Escuché como balbuceaba algo. Le escuché pedir
perdón a la vida. Le escuché echar pestes al pasado y todos los errores
ocurridos y aun así no logré verla a los ojos. Se ha acabado, pensé para mis
adentros, de verdad ha ocurrido. Aspiré una bocanada, dos, tres. Lentamente las
luces de la ciudad no me parecían tan iluminadas, aquella canción en mi mente
bajaba su volumen y todo entraba en la oscuridad, en un profundo desapego, en
un no sentir cínico y protector. Me levanté de la silla y la escuché llorar más
duro, mientras ella acercaba sus piernas a su pecho en posición fetal, como
intentando pegarse de nuevo sus pedazos rotos. Su cigarrillo cayó al suelo y se
apagó en un pequeño charco que la lluvia había provocado. En aquel momento
pensé que me agarraría del brazo, que me pediría que me quedará y otra vez yo
estaría a sus pies, reponiéndola y poniéndome, parcheándome superficialmente
mientras todo yo seguía esparciéndose de aquí a allá, pero no podría permitirme
ello. Solo ella llorando, allí, sentada, donde tantas veces la vi reír, donde
tantas veces la miré soñar, donde hicimos el amor varias veces y donde me amó y
yo la amé. Todo aquello regado como las gotas de la lluvia que iba amenizando.
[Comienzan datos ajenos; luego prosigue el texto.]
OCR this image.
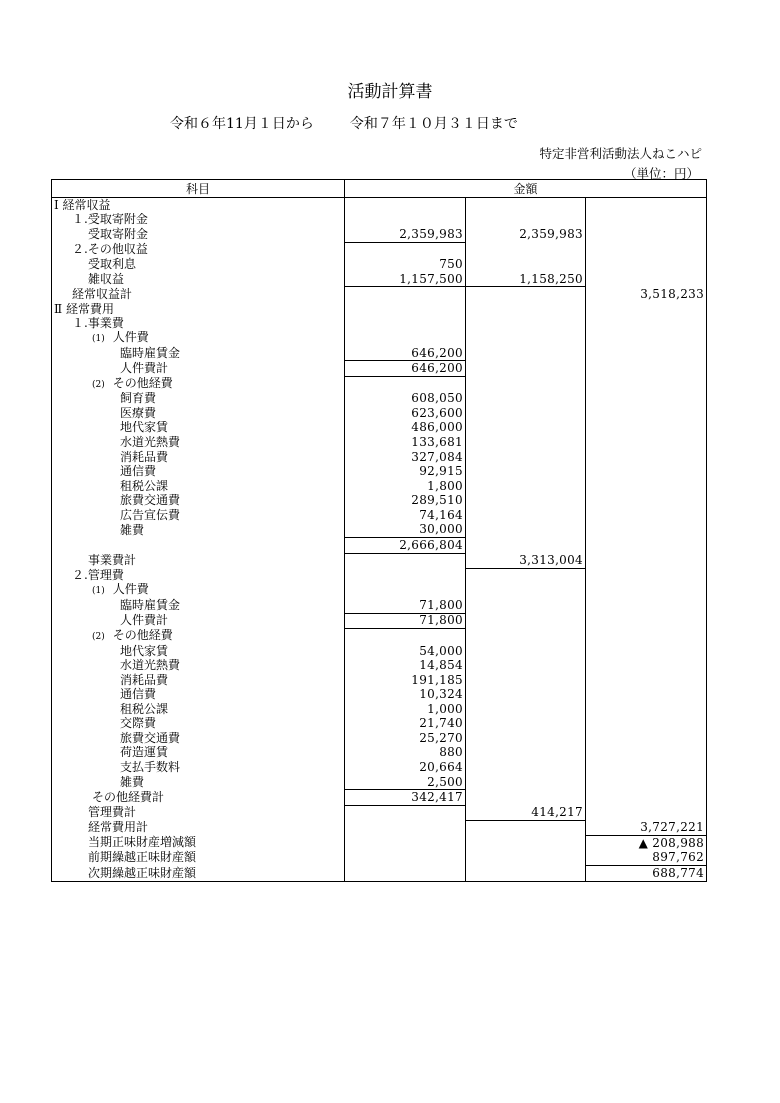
活動計算書
令和６年11月１日から	令和７年１０月３１日まで
特定非営利活動法人ねこハピ
（単位：円）
科目	金額		
Ⅰ 経常収益			
１.受取寄附金			
受取寄附金	2,359,983	2,359,983	
２.その他収益			
受取利息	750		
雑収益	1,157,500	1,158,250	
経常収益計			3,518,233
Ⅱ 経常費用			
１.事業費			
(1) 人件費			
臨時雇賃金	646,200		
人件費計	646,200		
(2) その他経費			
飼育費	608,050		
医療費	623,600		
地代家賃	486,000		
水道光熱費	133,681		
消耗品費	327,084		
通信費	92,915		
租税公課	1,800		
旅費交通費	289,510		
広告宣伝費	74,164		
雑費	30,000		
	2,666,804		
事業費計		3,313,004	
２.管理費			
(1) 人件費			
臨時雇賃金	71,800		
人件費計	71,800		
(2) その他経費			
地代家賃	54,000		
水道光熱費	14,854		
消耗品費	191,185		
通信費	10,324		
租税公課	1,000		
交際費	21,740		
旅費交通費	25,270		
荷造運賃	880		
支払手数料	20,664		
雑費	2,500		
その他経費計	342,417		
管理費計		414,217	
経常費用計			3,727,221
当期正味財産増減額			▲ 208,988
前期繰越正味財産額			897,762
次期繰越正味財産額			688,774
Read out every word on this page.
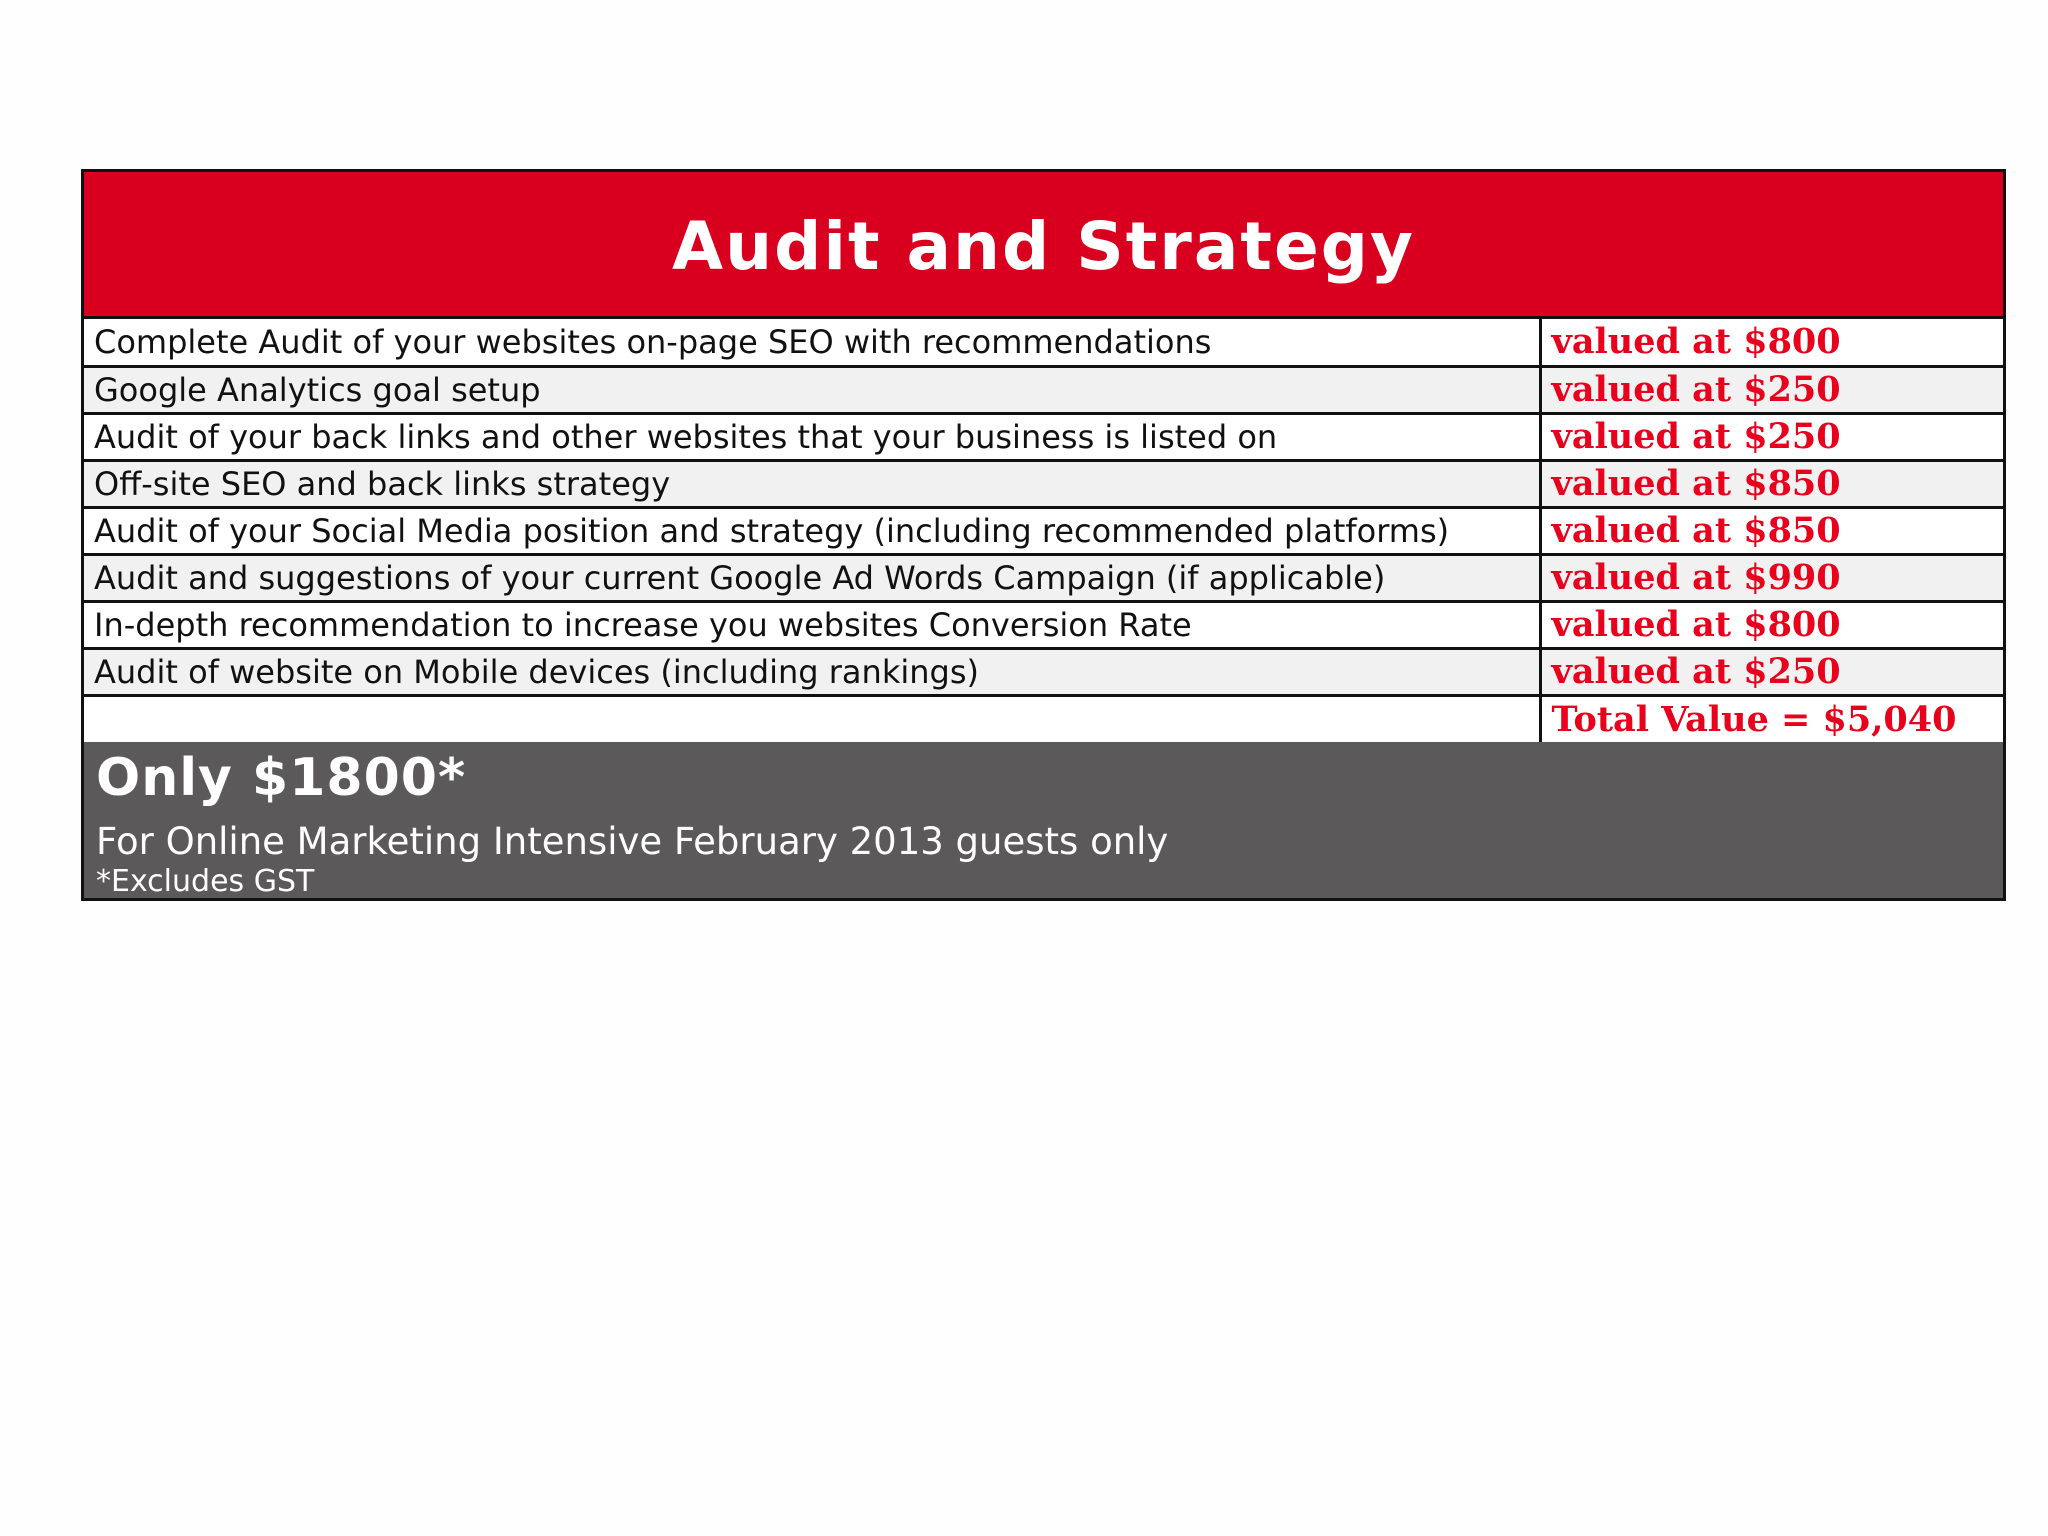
Audit and Strategy
Complete Audit of your websites on-page SEO with recommendations	valued at $800
Google Analytics goal setup	valued at $250
Audit of your back links and other websites that your business is listed on	valued at $250
Off-site SEO and back links strategy	valued at $850
Audit of your Social Media position and strategy (including recommended platforms)	valued at $850
Audit and suggestions of your current Google Ad Words Campaign (if applicable)	valued at $990
In-depth recommendation to increase you websites Conversion Rate	valued at $800
Audit of website on Mobile devices (including rankings)	valued at $250
	Total Value = $5,040
Only $1800*
For Online Marketing Intensive February 2013 guests only
*Excludes GST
Despidiéndome en silencio, pidiendo perdón para mis adentros y soltando la
última lágrima que botaría por ella, abrí la puerta y me fui sin mirar atrás.
Las cosas no siempre
fueron malas. Recuerdo cuando la vi por primera vez. Tan bella e inalcanzable.
Yo siendo aquel chico tímido, aquel falto de agallas para conseguir lo que
desea, yo siendo la hiena y ella la leona. La vi al otro lado de la sala,
hablando con sus amigos, pensando que ella era hermosa, que ojalá algún día
pudiera encontrar alguna chica que fuera así, que ojalá fuera el tipo que
pudiera lograr llenarla y atraerla. Aquella noche, mientras todos bailaban y
reían, yo fumaba y me embriagaba en una esquina. Llegó ella a pedirme fuego. Se
presentó, confiada, con potestad. Ella sabía que era linda, ella sabía que no
pasaría sin hacerse notar y yo caí en ella profundo. Intercambiamos palabras,
bromas, humos, anécdotas, ella me vio como nadie lo había hecho y yo la vi como
ella no se había mostrado jamás. Aquella mortal en el cuerpo de una diosa.
Aquella flor en el pantano. Intercambiamos números y una promesa de volvernos a
ver. Me despidió con una sonrisa y me perdí en ella.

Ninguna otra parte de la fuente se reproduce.